The Sins of the Father

Former White House counsel John W. Dean III knows a little about the perils of presidential cover-ups. He was one of the key players in Nixon’s downfall.

For his role in the Watergate cover-up he was charged with obstruction of justice and spent four months in prison. Three decades later, Dean has some harsh words about Bush’s Executive Order 13233 – a move that makes Nixon’s attempts at secrecy look like child’s play.

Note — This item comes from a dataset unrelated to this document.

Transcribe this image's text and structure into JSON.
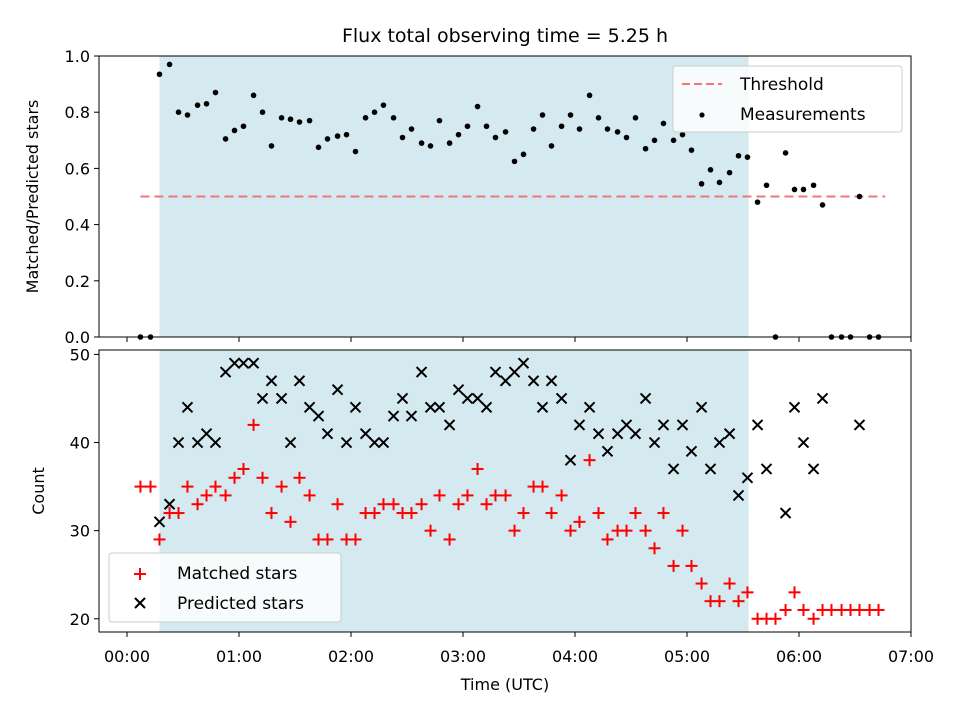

On November 1, President George W. Bush signed Executive Order 13233, a policy enabling his administration to govern in secrecy. For good reason, this has upset any historians, journalists, and Congresspersons (both Republican and Democratic). The Order ends 27 years of Congressional and judicial efforts to make presidential papers and records publicly available. In issuing it, the president not only has pushed his lawmaking powers beyond their limits, but he may be making the same mistakes as Richard Nixon.

The Secret Presidency

As president watchers know, we have a president who likes secrecy. He has hired only tested leak-proof and loyal staffers, effectively sealing the Bush White House. He has had his records as the Governor of Texas hidden, shipping them off to his father’s presidential library, where they are inaccessible. He has stiffed the Congressional requests for information about how he developed his energy policy — refusing to respond.

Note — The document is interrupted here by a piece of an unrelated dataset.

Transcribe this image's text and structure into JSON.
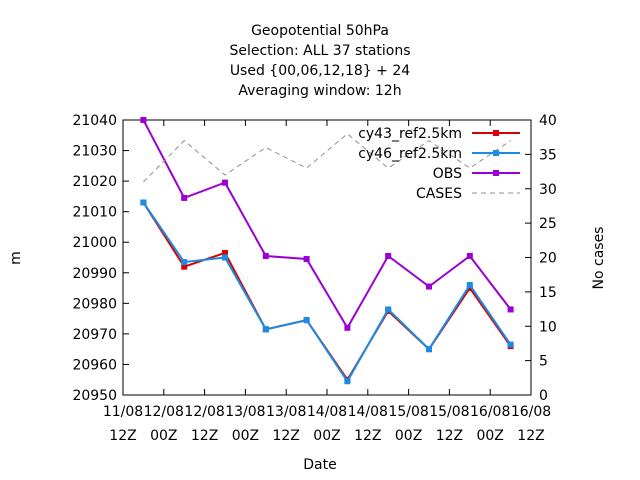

No president can govern in a fishbowl. But not since Richard Nixon went to work in the Oval Office has there been as concentrated an effort to keep the real work of a president hidden, showing the public only a scripted president, as now. While this effort was evident before the September 11th terrorist attacks, the events of that day have become the justification for even greater secrecy.

The mystical veil of “national security” has been cast over much of the Bush administration. There were the secret arrests of terror-related suspects (currently over 1,000 publicly unknown people). There was the expansion of the wiretap granting powers of a secret federal court hidden within the Department of Justice. There was, and continues to be, an apparent policy of precluding news organizations and congressional leaders from access to anything other than managed and generic news about the war in Afghanistan.

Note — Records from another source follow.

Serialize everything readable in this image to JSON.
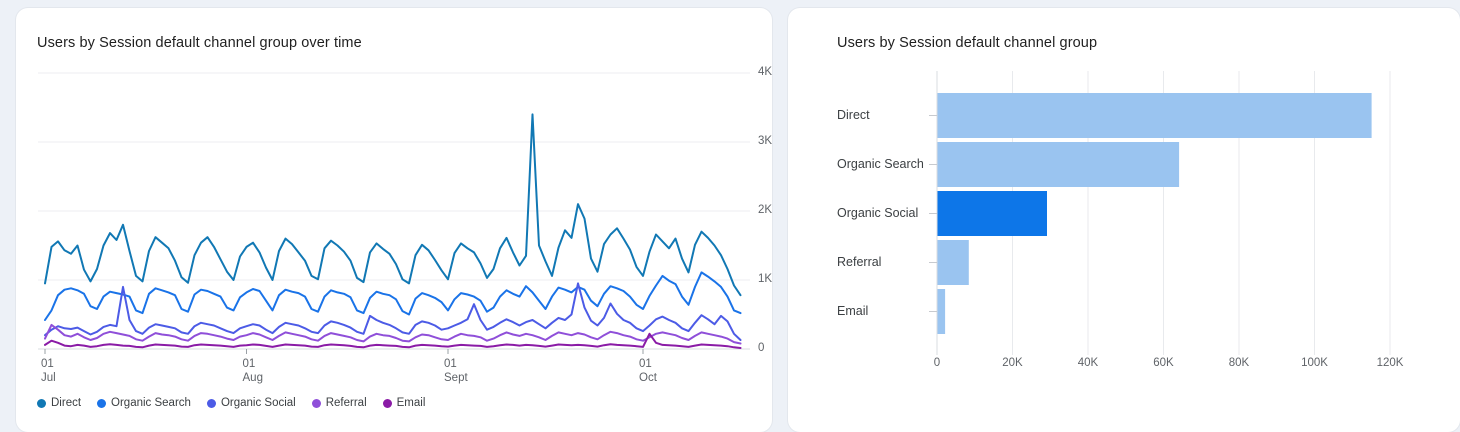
{
  "page": {
    "background_color": "#edf1f7",
    "card_color": "#ffffff"
  },
  "chart_data": [
    {
      "type": "line",
      "title": "Users by Session default channel group over time",
      "xlabel": "",
      "ylabel": "",
      "ylim": [
        0,
        4000
      ],
      "grid": "horizontal",
      "legend_position": "bottom",
      "y_ticks": [
        {
          "value": 0,
          "label": "0"
        },
        {
          "value": 1000,
          "label": "1K"
        },
        {
          "value": 2000,
          "label": "2K"
        },
        {
          "value": 3000,
          "label": "3K"
        },
        {
          "value": 4000,
          "label": "4K"
        }
      ],
      "x_ticks": [
        {
          "day_index": 0,
          "day": "01",
          "month": "Jul"
        },
        {
          "day_index": 31,
          "day": "01",
          "month": "Aug"
        },
        {
          "day_index": 62,
          "day": "01",
          "month": "Sept"
        },
        {
          "day_index": 92,
          "day": "01",
          "month": "Oct"
        }
      ],
      "num_points": 108,
      "series": [
        {
          "name": "Direct",
          "color": "#1178B4",
          "values": [
            950,
            1480,
            1560,
            1430,
            1380,
            1500,
            1150,
            980,
            1160,
            1500,
            1680,
            1580,
            1800,
            1420,
            1060,
            980,
            1420,
            1620,
            1540,
            1460,
            1280,
            1040,
            960,
            1360,
            1540,
            1620,
            1480,
            1300,
            1120,
            1000,
            1340,
            1480,
            1540,
            1400,
            1180,
            1000,
            1420,
            1600,
            1520,
            1400,
            1280,
            1060,
            1010,
            1460,
            1570,
            1500,
            1410,
            1280,
            1030,
            970,
            1400,
            1530,
            1450,
            1380,
            1230,
            1010,
            950,
            1360,
            1510,
            1430,
            1290,
            1140,
            1010,
            1390,
            1530,
            1460,
            1400,
            1240,
            1030,
            1160,
            1460,
            1610,
            1400,
            1210,
            1350,
            3400,
            1500,
            1270,
            1060,
            1470,
            1720,
            1610,
            2100,
            1890,
            1310,
            1120,
            1520,
            1660,
            1750,
            1600,
            1440,
            1190,
            1060,
            1410,
            1660,
            1560,
            1460,
            1600,
            1310,
            1110,
            1510,
            1700,
            1610,
            1500,
            1360,
            1160,
            920,
            780
          ]
        },
        {
          "name": "Organic Search",
          "color": "#1A73E8",
          "values": [
            420,
            560,
            780,
            860,
            880,
            850,
            800,
            620,
            580,
            760,
            830,
            810,
            790,
            760,
            560,
            520,
            800,
            880,
            850,
            820,
            780,
            580,
            540,
            790,
            860,
            840,
            800,
            760,
            600,
            560,
            750,
            820,
            870,
            840,
            700,
            560,
            780,
            860,
            830,
            810,
            760,
            580,
            540,
            760,
            850,
            820,
            800,
            750,
            560,
            520,
            740,
            830,
            800,
            780,
            720,
            550,
            500,
            730,
            810,
            780,
            740,
            680,
            560,
            720,
            810,
            790,
            760,
            700,
            540,
            600,
            760,
            850,
            800,
            760,
            910,
            820,
            700,
            580,
            760,
            890,
            860,
            820,
            900,
            860,
            700,
            620,
            800,
            910,
            880,
            840,
            760,
            640,
            580,
            770,
            920,
            1060,
            990,
            940,
            760,
            640,
            900,
            1110,
            1050,
            980,
            900,
            760,
            560,
            520
          ]
        },
        {
          "name": "Organic Social",
          "color": "#4C5BE6",
          "values": [
            200,
            280,
            330,
            300,
            290,
            310,
            260,
            210,
            250,
            320,
            350,
            330,
            900,
            420,
            260,
            220,
            310,
            360,
            340,
            320,
            300,
            240,
            220,
            330,
            380,
            360,
            340,
            300,
            260,
            230,
            300,
            330,
            360,
            340,
            280,
            230,
            320,
            380,
            360,
            340,
            300,
            250,
            230,
            340,
            400,
            380,
            350,
            310,
            250,
            220,
            480,
            420,
            380,
            350,
            300,
            240,
            220,
            350,
            400,
            380,
            340,
            280,
            300,
            340,
            380,
            430,
            650,
            420,
            280,
            320,
            380,
            430,
            390,
            340,
            390,
            420,
            360,
            300,
            380,
            450,
            420,
            500,
            950,
            600,
            410,
            340,
            450,
            660,
            510,
            420,
            380,
            300,
            260,
            340,
            430,
            470,
            420,
            380,
            300,
            260,
            380,
            490,
            430,
            360,
            480,
            400,
            220,
            130
          ]
        },
        {
          "name": "Referral",
          "color": "#8F4FD9",
          "values": [
            150,
            350,
            280,
            200,
            180,
            220,
            170,
            130,
            160,
            220,
            250,
            230,
            210,
            190,
            140,
            120,
            180,
            230,
            210,
            200,
            180,
            140,
            120,
            190,
            230,
            220,
            200,
            180,
            150,
            130,
            180,
            200,
            230,
            210,
            170,
            130,
            190,
            240,
            220,
            200,
            180,
            140,
            120,
            190,
            230,
            210,
            190,
            170,
            130,
            110,
            180,
            220,
            200,
            190,
            160,
            120,
            110,
            170,
            210,
            200,
            170,
            140,
            130,
            180,
            220,
            200,
            190,
            170,
            120,
            150,
            200,
            240,
            210,
            190,
            220,
            200,
            170,
            130,
            190,
            240,
            220,
            200,
            230,
            210,
            170,
            140,
            200,
            250,
            230,
            200,
            180,
            140,
            120,
            170,
            220,
            240,
            220,
            200,
            160,
            130,
            190,
            240,
            220,
            200,
            180,
            150,
            100,
            80
          ]
        },
        {
          "name": "Email",
          "color": "#8A1BA6",
          "values": [
            60,
            120,
            90,
            50,
            40,
            60,
            50,
            30,
            40,
            60,
            70,
            60,
            50,
            45,
            30,
            25,
            50,
            65,
            60,
            55,
            50,
            35,
            30,
            55,
            65,
            60,
            55,
            50,
            40,
            30,
            50,
            55,
            65,
            60,
            45,
            30,
            50,
            65,
            60,
            55,
            50,
            35,
            30,
            55,
            65,
            60,
            55,
            45,
            30,
            25,
            50,
            60,
            55,
            50,
            45,
            30,
            25,
            50,
            60,
            55,
            50,
            40,
            35,
            50,
            60,
            55,
            50,
            45,
            30,
            40,
            55,
            65,
            60,
            50,
            60,
            55,
            45,
            35,
            50,
            65,
            60,
            55,
            60,
            55,
            45,
            35,
            55,
            70,
            60,
            55,
            50,
            40,
            30,
            220,
            90,
            60,
            55,
            50,
            40,
            30,
            50,
            65,
            60,
            55,
            50,
            40,
            25,
            15
          ]
        }
      ]
    },
    {
      "type": "bar",
      "orientation": "horizontal",
      "title": "Users by Session default channel group",
      "categories": [
        "Direct",
        "Organic Search",
        "Organic Social",
        "Referral",
        "Email"
      ],
      "values": [
        115000,
        64000,
        29000,
        8300,
        2000
      ],
      "xlim": [
        0,
        120000
      ],
      "grid": "vertical",
      "x_ticks": [
        {
          "value": 0,
          "label": "0"
        },
        {
          "value": 20000,
          "label": "20K"
        },
        {
          "value": 40000,
          "label": "40K"
        },
        {
          "value": 60000,
          "label": "60K"
        },
        {
          "value": 80000,
          "label": "80K"
        },
        {
          "value": 100000,
          "label": "100K"
        },
        {
          "value": 120000,
          "label": "120K"
        }
      ],
      "bar_color_default": "#9AC4F0",
      "bar_color_highlight": "#0D76E8",
      "highlighted_category": "Organic Social"
    }
  ]
}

With all these moves, President Bush is brushing aside one historical tradition of openness after another. It is in this context that the president’s latest action must be viewed.

The Executive Order suggests that President Bush not only does not want Americans to know what he is doing, but he also does not want to worry that historians and others will someday find out. Certainly that is the implicit message in his new effort to preclude public access to presidential papers — his, and those of all presidents since the Reagan-Bush administration. There is, however, no justification whatsoever for this latest effort to hide the work of past, present, and future presidents.